View this post on InstagramContinua após a publicidadeA post shared by MEL SOARES | FAT FASHION (@relaxaaifofa) on Jul 21, 2020 at 5:50am PDT
Apesar da situação ter sido chata, a repercussão positiva foi um incentivo não só para o seu trabalho, mas também para outras meninas que estão na jornada de autoaceitação. “A força da união feminina foi muito forte, chegaram quase 50 mil seguidoras nova. Eu fiquei assustada, mas ao mesmo tempo muito feliz. Eu já acreditava no potencial do meu trabalho, mas hoje tenho ainda mais garra e confiança em mim mesma“, garantiu Mel. “Pessoas como o Léo Lins são fáceis de ser ouvidas por que ele é um cara, branco, famoso, padrão. A sociedade é totalmente preconceituosa e racista. Ele sabe que esse tipo de conteúdo dá audiência e por isso faz. Quando tem racismo, as pessoas ainda param para refletir, mas se a piada é sobre gordo, as pessoas acham normal”.

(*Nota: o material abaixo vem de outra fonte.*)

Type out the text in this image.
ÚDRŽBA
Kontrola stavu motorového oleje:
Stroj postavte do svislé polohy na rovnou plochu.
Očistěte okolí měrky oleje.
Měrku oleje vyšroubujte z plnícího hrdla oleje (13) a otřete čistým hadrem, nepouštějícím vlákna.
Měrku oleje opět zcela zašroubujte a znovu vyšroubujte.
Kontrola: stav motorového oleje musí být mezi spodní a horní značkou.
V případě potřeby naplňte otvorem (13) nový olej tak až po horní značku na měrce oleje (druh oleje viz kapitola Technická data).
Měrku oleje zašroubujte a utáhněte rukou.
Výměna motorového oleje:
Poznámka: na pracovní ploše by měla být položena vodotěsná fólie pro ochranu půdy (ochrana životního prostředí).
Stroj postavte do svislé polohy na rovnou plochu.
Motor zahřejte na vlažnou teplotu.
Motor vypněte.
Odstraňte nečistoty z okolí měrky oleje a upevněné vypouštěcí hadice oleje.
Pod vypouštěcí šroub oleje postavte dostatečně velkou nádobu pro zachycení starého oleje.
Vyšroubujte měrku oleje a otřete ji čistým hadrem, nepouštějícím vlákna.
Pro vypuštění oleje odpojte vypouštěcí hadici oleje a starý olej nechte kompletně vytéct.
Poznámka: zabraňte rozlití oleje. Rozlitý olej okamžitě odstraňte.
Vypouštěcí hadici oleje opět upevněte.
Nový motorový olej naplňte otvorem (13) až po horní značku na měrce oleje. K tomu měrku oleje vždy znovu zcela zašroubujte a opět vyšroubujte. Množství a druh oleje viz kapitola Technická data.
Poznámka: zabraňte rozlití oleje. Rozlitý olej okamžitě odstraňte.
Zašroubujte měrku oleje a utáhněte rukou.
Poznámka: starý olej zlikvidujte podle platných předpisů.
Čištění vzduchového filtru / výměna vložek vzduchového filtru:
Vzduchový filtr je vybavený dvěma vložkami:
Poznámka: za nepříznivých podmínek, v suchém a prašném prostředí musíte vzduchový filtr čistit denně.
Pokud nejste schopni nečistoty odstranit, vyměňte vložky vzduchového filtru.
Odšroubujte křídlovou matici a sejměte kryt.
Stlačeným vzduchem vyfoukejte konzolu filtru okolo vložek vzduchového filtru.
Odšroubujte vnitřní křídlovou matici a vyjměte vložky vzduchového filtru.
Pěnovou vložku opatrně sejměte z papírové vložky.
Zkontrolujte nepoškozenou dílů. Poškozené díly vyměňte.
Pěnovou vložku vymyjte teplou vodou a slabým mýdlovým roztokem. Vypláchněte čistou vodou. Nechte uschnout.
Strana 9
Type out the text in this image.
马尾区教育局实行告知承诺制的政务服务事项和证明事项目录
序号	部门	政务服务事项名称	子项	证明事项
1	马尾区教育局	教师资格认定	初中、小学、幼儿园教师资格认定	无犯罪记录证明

Como isso pode afetar alguém?
Quando falamos que gordofobia não é piada, precisa ficar muito claro que esses comentários, que podem parecer inofensivos para alguns, podem causar sequelas muito graves na vida de alguém. De acordo com a psicologa clínica especialista em Análise do Comportamento Thatiani Melanda, o termo gordofobia, em seu sentido literal, significa aversão à gordura que, na nossa sociedade, pode vir a ser manifestada tanto pelo pavor de engordar, quanto pelo desprezo com as pessoas gordas – que é feito por intermédio de violência verbal, física, moral ou psicológica. “Esse tipo de postura faz com que, muitas vezes, a pessoa gorda enfrente discriminação no trabalho, nos serviços de saúde e na vida afetivo sexual, pois têm sua imagem vinculada a improdutividade, lentidão, ineficiência, preguiça e, em algum casos, relacionam a maus hábitos de higiene corporal”.
É claro que cada caso é único e cada pessoa irá lidar de uma forma, mas é muito comum que essas situações sirvam de gatilhos emocionais para quem ainda não está confortável com seu corpo. “Todo gatilho funciona como um estímulo que acontece no ambiente e vai conectar a pessoa a uma situação marcante de sua vida ativando lembranças, que podem ser positivas ou negativas e podendo, inclusive, fazer a pessoa se conectar com traumas“, explica a Thatiani. “Quando ativado um gatilho pode gerar raiva, tristeza, ansiedade, estresse, perda de controle, culpa, sensação de vazio dentre outras coisas. Uma vez que não é possível evitar a exposição aos gatilhos no dia a dia, o melhor é conhecer e entender como eles funcionam. Esse processo, que nem sempre é fácil, geralmente é feito dentro de um processo de autoconhecimento viabilizado pela psicoterapia”.
Infelizmente, o período atual que estamos vivendo, por conta do isolamento social causado pelo coronavírus, faz com que os problemas se tornem ainda mais greve. “Por estarmos restritos ao contato com pessoas queridas, estarmos privados de nossa liberdade e em um “estado de alerta”, afinal, o período em si já é caracterizado por uma condição de estresse que pode afetar nossa saúde mental, nossos sentimentos podem ficar ainda mais aflorados, inclusive, acabar desenvolver quadros de ansiedade e depressão”, aponta a especialista.
Se levamos algum aprendizado disso tudo, é que gordofobia não é, nunca foi e nunca será piada! A internet, apesar de muitos pensarem que sim, não é “terra de ninguém”. Existem leis, regras e mesmo que algumas pessoas ainda usem perfis fakes para espalhar o ódio, os movimentos contra esse tipo de ação tem crescido. Não há mais espaço para bullying e preconceito, principalmente aqueles que vem disfarçados de opinião.